MSSP, Managed Security Services, Generative AI, API security

Generative AI Fueling Rapid Rise in API Vulnerabilities: Wallarm

APIs

APIs, the software that plays the vital role in modern business by allowing different applications to communicate, are now the most critical attack surface, and much of that is being driven by the rapid adoption of generative AI, according to API security vendor Wallarm.

Wallarm researchers in 2024 tracked 439 AI-related vulnerabilities – a 1,025% jump year-over-year – and 99% of those were tied to APIs, the San Francisco-based company wrote in a report released Wednesday. The CVEs included injection flaws, misconfigurations, and new memory corruption vulnerabilities, tied to AI’s reliance on high-performance binary flaws, they wrote.

The annual report hits on both the technical and strategic aspects of API security that are important to both CISOs and CIOs. This is where MSSPs and MSPs can play an important role, according to Wallarm CEO Ivan Novikov.

“In many ways, the biggest cybersecurity change that comes with the massive adoption of APIs is shifting from securing assets to securing connections,” Novikov told MSSP Alert. “APIs are the connective tissue between enterprise services and applications. While a basic advantage of using an MSSP is being able to tap into their pool of security skills, MSSPs also tend to understand the connections between things really well.
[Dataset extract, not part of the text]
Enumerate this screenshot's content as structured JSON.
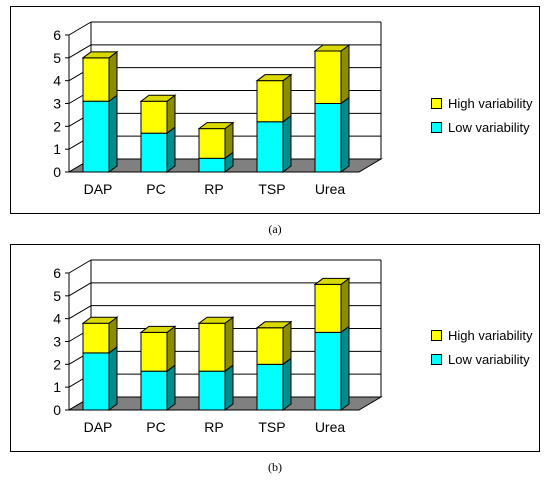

MSSPs are well versed in connecting disparate security tools and security data. That experience lends itself well to understanding APIs and API security.”

Aggressive Attackers

In a report in December, Wallarm illustrated how aggressive hackers who are looking to gain initial access into systems and software or to disrupt services are in targeting APIs. Using an API honeypot, researchers found it took threat actors 29 seconds on average to discover a newly deployed API and less than a minute to exploit an unprotected one.

The report also showed that APIs had overtaken web applications as targets of attacks.

This week, Wallarm illustrated how AI is fueling the rapid increase in API attacks. About 57% of AI-powered APIs were externally access and 89% relied on insecure mechanisms, the authors of the latest report wrote. Only 11% had robust security measures in place, which means most endpoints were vulnerable to attacks. There significant vulnerabilities in tools like PaddlePaddle (a R&D deep learning platform from China) and MLflow (for managing the machine learning workflow) that they wrote “underpin” enterprise AI deployments.

“AI didn’t just amplify traditional risks – it created new ones,” the researchers wrote. “This convergence of AI and API vulnerabilities underscores one of the central findings of this report: AI security is API security.”

APIs a Critical Cybersecurity Risk

That said, while emerging AI technology is fueling the rapid rise of API vulnerabilities, APIs – working as the connective tissue between disparate software – already were a significant security risk, the report found. Analyzing CISA’s report about known exploited vulnerabilities (KEVs), Wallarm found that more than half of exploits in 2024 were related to APIs, a sharp increase from the 20% the year before.

“This surge reflects the central role APIs now play in everything from modern SaaS platforms to legacy web systems,” they wrote. “Among these, 33.5% targeted modern APIs like RESTful and GraphQL, while 18.9% involved legacy APIs, including AJAX backends and URL parameter-based systems.”

Security is Key

Wallarm’s Novikov said the company isn’t advocating that generative AI or the APIs that come with it should somehow be prevented. APIs are a critical part of today’s IT framework and are even more so with generative AI.

“Security teams should be looking at how to deploy these new services securely,” he said. “Addressing the risks of AI itself, like training data poisoning or exposing sensitive data in responses, is one aspect of AI security. The other is securing the APIs that support generative AI.”

Turning to MSSPs that have experience with generative AI is a way to quickly ramp up security capabilities “and allow security to be less of the department of ‘no’ and more the department of ‘how,’” he added.

This has to happen to protect businesses, according to the Wallarm researchers.

“The findings make one thing clear: Enterprises that fail to secure their APIs risk not only technical vulnerabilities, but also reputational and operational crises,” they wrote.